DS is 20 mo and has always been a better sleeper than DD, who was truly horrific. He's pretty much never nursed to sleep though so atm I give him a quick feed while DH reads books to DD, then I go and cuddle DD while DH cuddles DS to sleep. This has worked brilliantly up to a couple of weeks ago.

It's now taking DS an hour or more to fall asleep. He will be exhausted - puffy faced, rubbing his eyes, yawning, and half a dozen times will seem to have fallen asleep for a few minutes (nice deep rhythmic breathing ...) then suddenly start kicking his legs or waving his arms about. It's like he's really fighting sleep despite being exhausted.

We cosleep so can't just leave him to it as he'd just get out of bed. I know it's probably just a phase and will resolve itself in a while, but any tips in the meantime?

Normal bedtime is 8pm and he naps pretty well during the day, usually getting 1-2 hours around lunchtime.

Sheshelob Sun 14-Apr-13 22:47:19

Maybe he's ready for his own bed?
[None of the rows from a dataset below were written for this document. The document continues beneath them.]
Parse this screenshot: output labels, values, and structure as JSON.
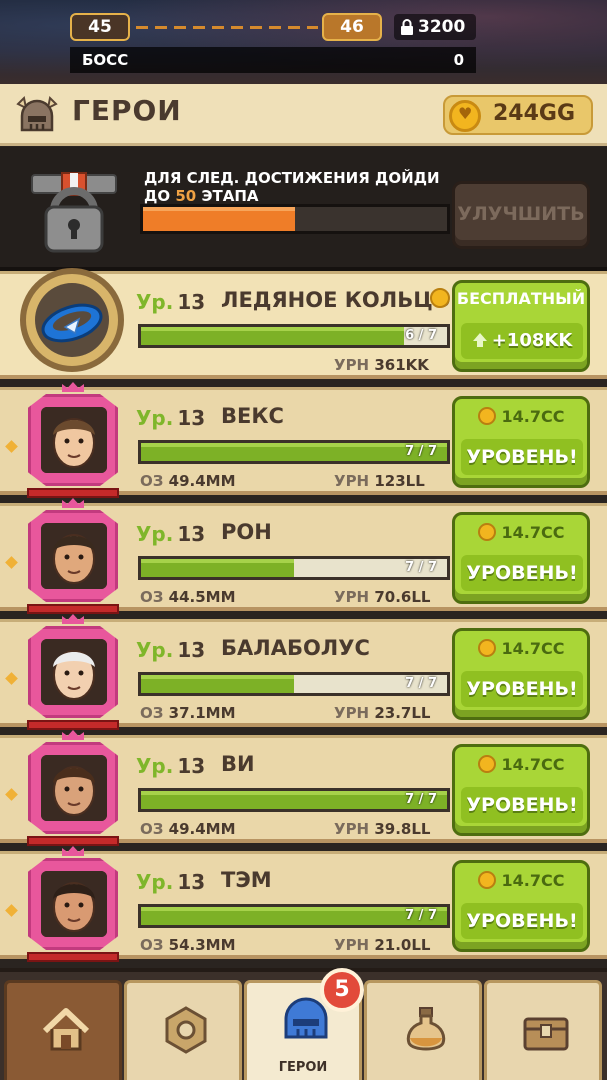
{
  "top": {
    "stage_current": "45",
    "stage_next": "46",
    "locked_value": "3200",
    "boss_label": "БОСС",
    "boss_value": "0"
  },
  "header": {
    "title": "ГЕРОИ",
    "currency": "244GG"
  },
  "achievement": {
    "text_line1": "ДЛЯ СЛЕД. ДОСТИЖЕНИЯ ДОЙДИ",
    "text_line2_prefix": "ДО",
    "stage_target": "50",
    "text_line2_suffix": "ЭТАПА",
    "progress": 0.5,
    "button_label": "УЛУЧШИТЬ"
  },
  "ring": {
    "level_prefix": "Ур.",
    "level": "13",
    "name": "ЛЕДЯНОЕ КОЛЬЦО",
    "progress_text": "6 / 7",
    "progress": 0.86,
    "stat_label": "УРН",
    "stat_value": "361KK",
    "button_top": "БЕСПЛАТНЫЙ",
    "button_main": "+108KK"
  },
  "heroes": [
    {
      "level_prefix": "Ур.",
      "level": "13",
      "name": "ВЕКС",
      "progress_text": "7 / 7",
      "progress": 1.0,
      "hp_label": "ОЗ",
      "hp": "49.4MM",
      "dmg_label": "УРН",
      "dmg": "123LL",
      "cost": "14.7CC",
      "button": "УРОВЕНЬ!"
    },
    {
      "level_prefix": "Ур.",
      "level": "13",
      "name": "РОН",
      "progress_text": "7 / 7",
      "progress": 0.5,
      "hp_label": "ОЗ",
      "hp": "44.5MM",
      "dmg_label": "УРН",
      "dmg": "70.6LL",
      "cost": "14.7CC",
      "button": "УРОВЕНЬ!"
    },
    {
      "level_prefix": "Ур.",
      "level": "13",
      "name": "БАЛАБОЛУС",
      "progress_text": "7 / 7",
      "progress": 0.5,
      "hp_label": "ОЗ",
      "hp": "37.1MM",
      "dmg_label": "УРН",
      "dmg": "23.7LL",
      "cost": "14.7CC",
      "button": "УРОВЕНЬ!"
    },
    {
      "level_prefix": "Ур.",
      "level": "13",
      "name": "ВИ",
      "progress_text": "7 / 7",
      "progress": 1.0,
      "hp_label": "ОЗ",
      "hp": "49.4MM",
      "dmg_label": "УРН",
      "dmg": "39.8LL",
      "cost": "14.7CC",
      "button": "УРОВЕНЬ!"
    },
    {
      "level_prefix": "Ур.",
      "level": "13",
      "name": "ТЭМ",
      "progress_text": "7 / 7",
      "progress": 1.0,
      "hp_label": "ОЗ",
      "hp": "54.3MM",
      "dmg_label": "УРН",
      "dmg": "21.0LL",
      "cost": "14.7CC",
      "button": "УРОВЕНЬ!"
    }
  ],
  "nav": {
    "active_label": "ГЕРОИ",
    "badge": "5"
  }
}
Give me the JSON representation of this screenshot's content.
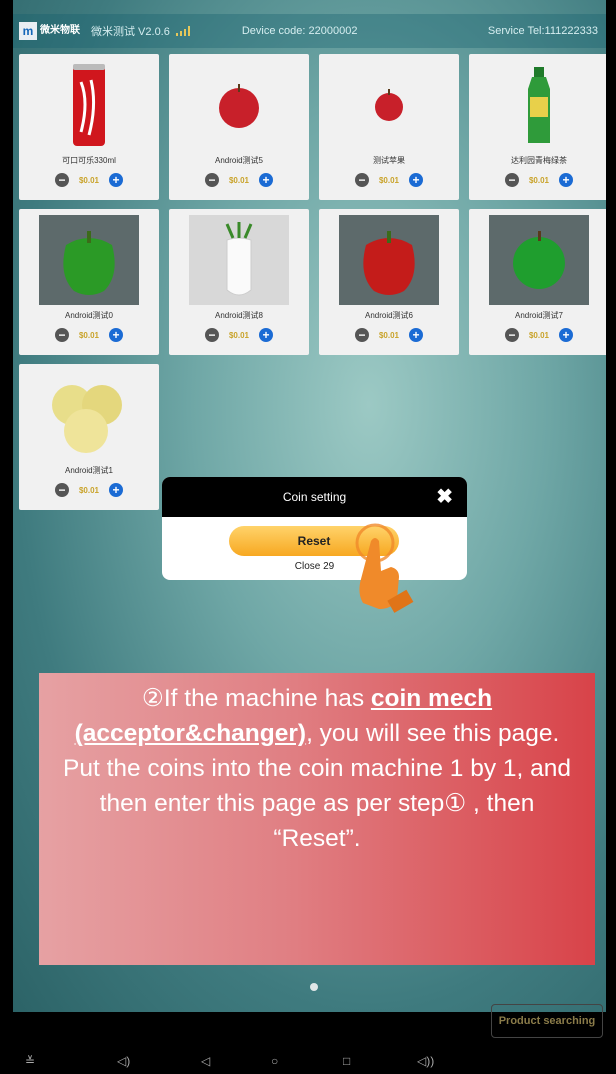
{
  "app": {
    "logo_text": "微米物联",
    "title": "微米测试 V2.0.6",
    "device_code": "Device code: 22000002",
    "service_tel": "Service Tel:111222333"
  },
  "products": [
    {
      "name": "可口可乐330ml",
      "price": "$0.01",
      "icon": "cola-can-image"
    },
    {
      "name": "Android测试5",
      "price": "$0.01",
      "icon": "apple-image"
    },
    {
      "name": "测试苹果",
      "price": "$0.01",
      "icon": "apple-image"
    },
    {
      "name": "达利园青梅绿茶",
      "price": "$0.01",
      "icon": "green-tea-bottle-image"
    },
    {
      "name": "Android测试0",
      "price": "$0.01",
      "icon": "green-pepper-image"
    },
    {
      "name": "Android测试8",
      "price": "$0.01",
      "icon": "radish-image"
    },
    {
      "name": "Android测试6",
      "price": "$0.01",
      "icon": "red-pepper-image"
    },
    {
      "name": "Android测试7",
      "price": "$0.01",
      "icon": "green-apple-image"
    },
    {
      "name": "Android测试1",
      "price": "$0.01",
      "icon": "pears-image"
    }
  ],
  "dialog": {
    "title": "Coin setting",
    "reset_label": "Reset",
    "close_text": "Close 29"
  },
  "info": {
    "line1_prefix": "②If the machine has ",
    "line1_bold": "coin mech (acceptor&changer)",
    "line1_suffix": ", you will see this page. Put the coins into the coin machine 1 by 1, and then enter this page as per step① , then “Reset”."
  },
  "search_button": "Product searching",
  "colors": {
    "plus": "#1b6bd4",
    "price": "#c9a32a",
    "reset": "#f7a821",
    "info_bg": "#d84349"
  }
}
Our 17 month old settles better when we aren't there, so maybe the sudden burst of excitement is over stimulation.

Thanks for the reply. Maybe, though presumably he'd just get out of his own bed if he's happy to get out of ours, unless he was in a cot. Do 20 month olds still sleep in cots? Tbh I'd rather keep cosleeping for a while.

Sheshelob Sun 14-Apr-13 23:35:53

Some 20 month olds still sleep in cots. And some still sleep with their mums. I think you do whatever works for as long as it works.

I guess I meant own space. We have never cried it out /CC and followed our DS' lead when it came to sleep arrangements. But then he has always liked his own space, so I might be equating that with sleep.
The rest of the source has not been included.